The transformation of my musical life happened slowly. I used to bring an envelope of CDs to work and play them through my computer's CD-ROM drive. The first time I saw a CD burner, I was blown away -- and immediately set out to consolidate all of my favorite Peter Gabriel B-Sides into one massive mix CD.
Then one day I read a story about fitting the entire Beatles catalog on two CDs. It didn't make sense to me until I discovered that the CDs were full of compressed audio files called MP3s.
It was pretty much a blur after that. At some point, I stopped bringing CDs to work (except to rip their contents to MP3) and had begun to fill up my disk with selections from my music collection. The iPod and iTunes arrived, and my entire CD collection departed to a storage area after a quick stop to be transmogrified into MP3 files. And then the iTunes Music Store turned me into a serious music purchaser for the first time since college.
If this story isn't familiar to you -- if you're one of the Macworld readers who have griped about the volume of iPod coverage in Macworld -- avert your eyes from next month's cover. It's hard for us to avoid the hottest product Apple has released in years, but we sympathize when one of those readers says, "If you love the iPod so much, why don't you give it its own magazine?"
And so we did.
Playlist is a special issue (very much like our previous "Total OS X," "Digital Hub," and "Total Panther" issues) that's devoted entirely to digital music, with a focus on the iPod and iTunes. Playlist features cool iPod accessories, lots of iTunes tips, and plenty of stuff about music itself. It's available on newsstands only, beginning August 24.
Computer technology has transformed the way we devour music -- and for the better. Now we can hold 4,000 songs in our pocket, letting us shuffle through the works of Beethoven while riding the bus or listen to our favorite '80s rock album the very moment we become nostalgic for it.

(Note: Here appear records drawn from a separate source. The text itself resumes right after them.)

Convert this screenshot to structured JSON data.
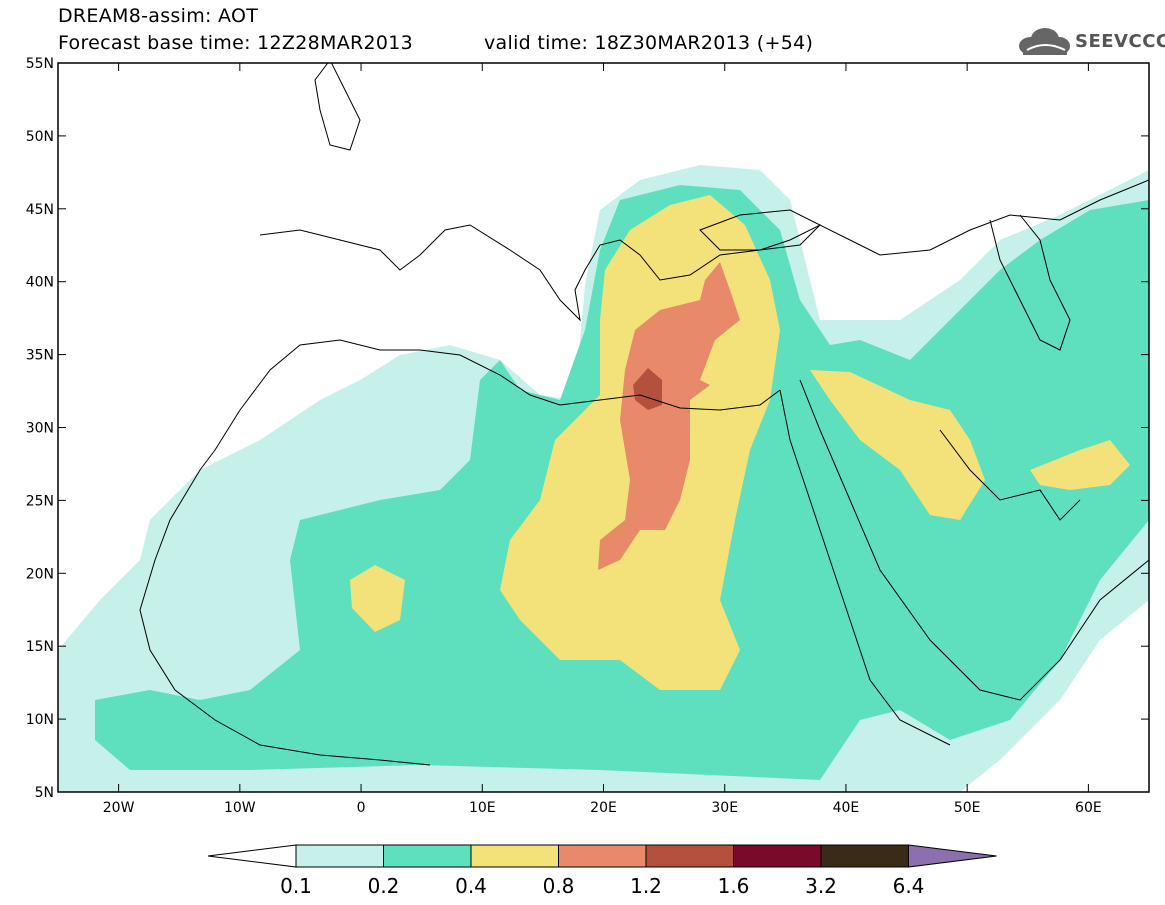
{
  "header": {
    "title": "DREAM8-assim: AOT",
    "base_time": "Forecast base time: 12Z28MAR2013",
    "valid_time": "valid time: 18Z30MAR2013 (+54)"
  },
  "logo": {
    "text": "SEEVCCC",
    "icon": "cloud-icon"
  },
  "map": {
    "lon_range": [
      -25,
      65
    ],
    "lat_range": [
      5,
      55
    ],
    "lat_ticks": [
      "5N",
      "10N",
      "15N",
      "20N",
      "25N",
      "30N",
      "35N",
      "40N",
      "45N",
      "50N",
      "55N"
    ],
    "lon_ticks": [
      "20W",
      "10W",
      "0",
      "10E",
      "20E",
      "30E",
      "40E",
      "50E",
      "60E"
    ],
    "colors": {
      "c01": "#c6f0ea",
      "c02": "#5ee0be",
      "c04": "#f3e27a",
      "c08": "#e8896a",
      "c12": "#b4503e",
      "c16": "#7a0a2a",
      "c32": "#3a2a18",
      "c64": "#8c6fae"
    }
  },
  "colorbar": {
    "labels": [
      "0.1",
      "0.2",
      "0.4",
      "0.8",
      "1.2",
      "1.6",
      "3.2",
      "6.4"
    ],
    "colors": [
      "#c6f0ea",
      "#5ee0be",
      "#f3e27a",
      "#e8896a",
      "#b4503e",
      "#7a0a2a",
      "#3a2a18"
    ],
    "under_color": "#ffffff",
    "over_color": "#8c6fae"
  }
}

That's why we created Playlist . We agree with Apple that the intersection of music and technology is the most exciting place in the world right now. New technologies are bringing us more freedom to enjoy our favorite music (and, lest I forget, audiobooks), as well as opportunities to explore new music that we might never have tried out if we had to buy a CD down at the local record store. The digital music revolution even threatens to change how we listen to live music, as touring bands begin to sell downloads (or even CDs) of their concerts right as they happen.
Inside Playlist you'll find a collection of stories from this collision of music and tech. There are stories by technology experts who have been following digital music from the outset. From these, you'll discover countless things you never knew you could do with your iPod or iTunes, as well as countless accessories, the best headphones and external speakers, and much more.

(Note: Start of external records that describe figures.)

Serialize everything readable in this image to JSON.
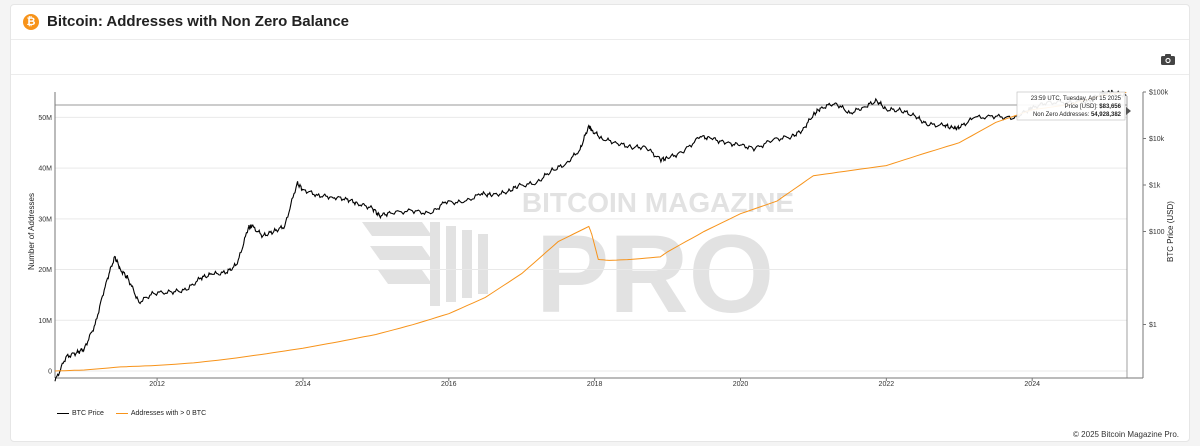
{
  "header": {
    "title": "Bitcoin: Addresses with Non Zero Balance",
    "logo_glyph": "₿",
    "logo_icon": "bitcoin-logo-icon",
    "camera_icon": "camera-icon"
  },
  "watermark": {
    "line1": "BITCOIN MAGAZINE",
    "line2": "PRO"
  },
  "colors": {
    "price": "#000000",
    "addresses": "#f7931a",
    "grid": "#e9e9e9",
    "brand": "#f7931a"
  },
  "tooltip": {
    "time": "23:59 UTC, Tuesday, Apr 15 2025",
    "price_label": "Price [USD]: ",
    "price_value": "$83,656",
    "addr_label": "Non Zero Addresses: ",
    "addr_value": "54,928,382"
  },
  "legend": [
    {
      "label": "BTC Price",
      "color": "#000000"
    },
    {
      "label": "Addresses with > 0 BTC",
      "color": "#f7931a"
    }
  ],
  "footer": {
    "copyright": "© 2025 Bitcoin Magazine Pro."
  },
  "chart_data": {
    "type": "line",
    "title": "Bitcoin: Addresses with Non Zero Balance",
    "ylabel": "Number of Addresses",
    "y2label": "BTC Price (USD)",
    "xlim": [
      2010.6,
      2025.3
    ],
    "ylim": [
      0,
      55000000
    ],
    "y2_scale": "log",
    "y2lim": [
      0.1,
      100000
    ],
    "x_ticks": [
      "2012",
      "2014",
      "2016",
      "2018",
      "2020",
      "2022",
      "2024"
    ],
    "y_ticks": [
      "0",
      "10M",
      "20M",
      "30M",
      "40M",
      "50M"
    ],
    "y2_ticks": [
      "$1",
      "$100",
      "$1k",
      "$10k",
      "$100k"
    ],
    "grid": true,
    "legend_position": "bottom-left",
    "series": [
      {
        "name": "BTC Price",
        "axis": "right",
        "x": [
          2010.6,
          2010.75,
          2010.9,
          2011.0,
          2011.15,
          2011.3,
          2011.42,
          2011.5,
          2011.6,
          2011.75,
          2011.95,
          2012.2,
          2012.4,
          2012.6,
          2012.75,
          2012.95,
          2013.1,
          2013.25,
          2013.3,
          2013.45,
          2013.6,
          2013.75,
          2013.92,
          2014.0,
          2014.2,
          2014.4,
          2014.6,
          2014.75,
          2014.95,
          2015.05,
          2015.2,
          2015.5,
          2015.75,
          2015.95,
          2016.2,
          2016.45,
          2016.6,
          2016.8,
          2016.95,
          2017.2,
          2017.4,
          2017.6,
          2017.8,
          2017.92,
          2017.96,
          2018.1,
          2018.3,
          2018.5,
          2018.7,
          2018.9,
          2019.0,
          2019.2,
          2019.45,
          2019.6,
          2019.8,
          2020.0,
          2020.2,
          2020.45,
          2020.7,
          2020.85,
          2021.0,
          2021.1,
          2021.3,
          2021.5,
          2021.7,
          2021.87,
          2022.0,
          2022.2,
          2022.4,
          2022.55,
          2022.8,
          2022.92,
          2023.0,
          2023.2,
          2023.5,
          2023.75,
          2023.95,
          2024.0,
          2024.2,
          2024.5,
          2024.75,
          2024.95,
          2025.0,
          2025.1,
          2025.29
        ],
        "values": [
          0.06,
          0.2,
          0.25,
          0.3,
          1.0,
          8.0,
          29.0,
          15.0,
          10.0,
          3.0,
          4.7,
          5.0,
          5.5,
          10.0,
          12.0,
          13.0,
          20.0,
          120.0,
          130.0,
          80.0,
          100.0,
          130.0,
          1100.0,
          800.0,
          600.0,
          550.0,
          500.0,
          400.0,
          320.0,
          220.0,
          250.0,
          280.0,
          240.0,
          430.0,
          420.0,
          650.0,
          600.0,
          700.0,
          950.0,
          1100.0,
          2000.0,
          2800.0,
          5800.0,
          19000.0,
          15000.0,
          10000.0,
          8000.0,
          6500.0,
          6500.0,
          3500.0,
          3800.0,
          5000.0,
          11000.0,
          10000.0,
          8000.0,
          7200.0,
          6000.0,
          9500.0,
          11000.0,
          15000.0,
          33000.0,
          45000.0,
          58000.0,
          35000.0,
          48000.0,
          65000.0,
          42000.0,
          40000.0,
          30000.0,
          20000.0,
          19000.0,
          16500.0,
          17000.0,
          28000.0,
          30000.0,
          27000.0,
          42000.0,
          45000.0,
          60000.0,
          60000.0,
          63000.0,
          95000.0,
          94000.0,
          100000.0,
          83656.0
        ]
      },
      {
        "name": "Addresses with > 0 BTC",
        "axis": "left",
        "x": [
          2010.6,
          2011.0,
          2011.5,
          2012.0,
          2012.5,
          2013.0,
          2013.5,
          2014.0,
          2014.5,
          2015.0,
          2015.5,
          2016.0,
          2016.5,
          2017.0,
          2017.5,
          2017.92,
          2017.96,
          2018.05,
          2018.2,
          2018.5,
          2018.9,
          2019.0,
          2019.5,
          2020.0,
          2020.5,
          2021.0,
          2021.5,
          2022.0,
          2022.5,
          2023.0,
          2023.5,
          2024.0,
          2024.5,
          2025.0,
          2025.29
        ],
        "values": [
          0,
          200000,
          800000,
          1100000,
          1600000,
          2400000,
          3400000,
          4500000,
          5800000,
          7200000,
          9100000,
          11300000,
          14500000,
          19200000,
          25500000,
          28500000,
          27000000,
          22000000,
          21800000,
          22000000,
          22500000,
          23500000,
          27500000,
          31000000,
          33500000,
          38500000,
          39500000,
          40500000,
          42800000,
          45000000,
          49000000,
          51500000,
          52500000,
          54500000,
          54928382
        ]
      }
    ]
  }
}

But Playlist also takes care of the music side of the equation, not only with a collection of music reviews, but with interviews of people on the cutting edge of digital music, from artists to DJs. And we're taking advantage of the unique power of the digital music world to have artists, fans, journalists, and other music aficionados create cool musical mixes that you can try yourself.
Yes, the world of digital music has come a long way from those first tentative steps into the world of MP3s. But I have the sneaking suspicion that we haven't even finished the opening act of the digital music revolution.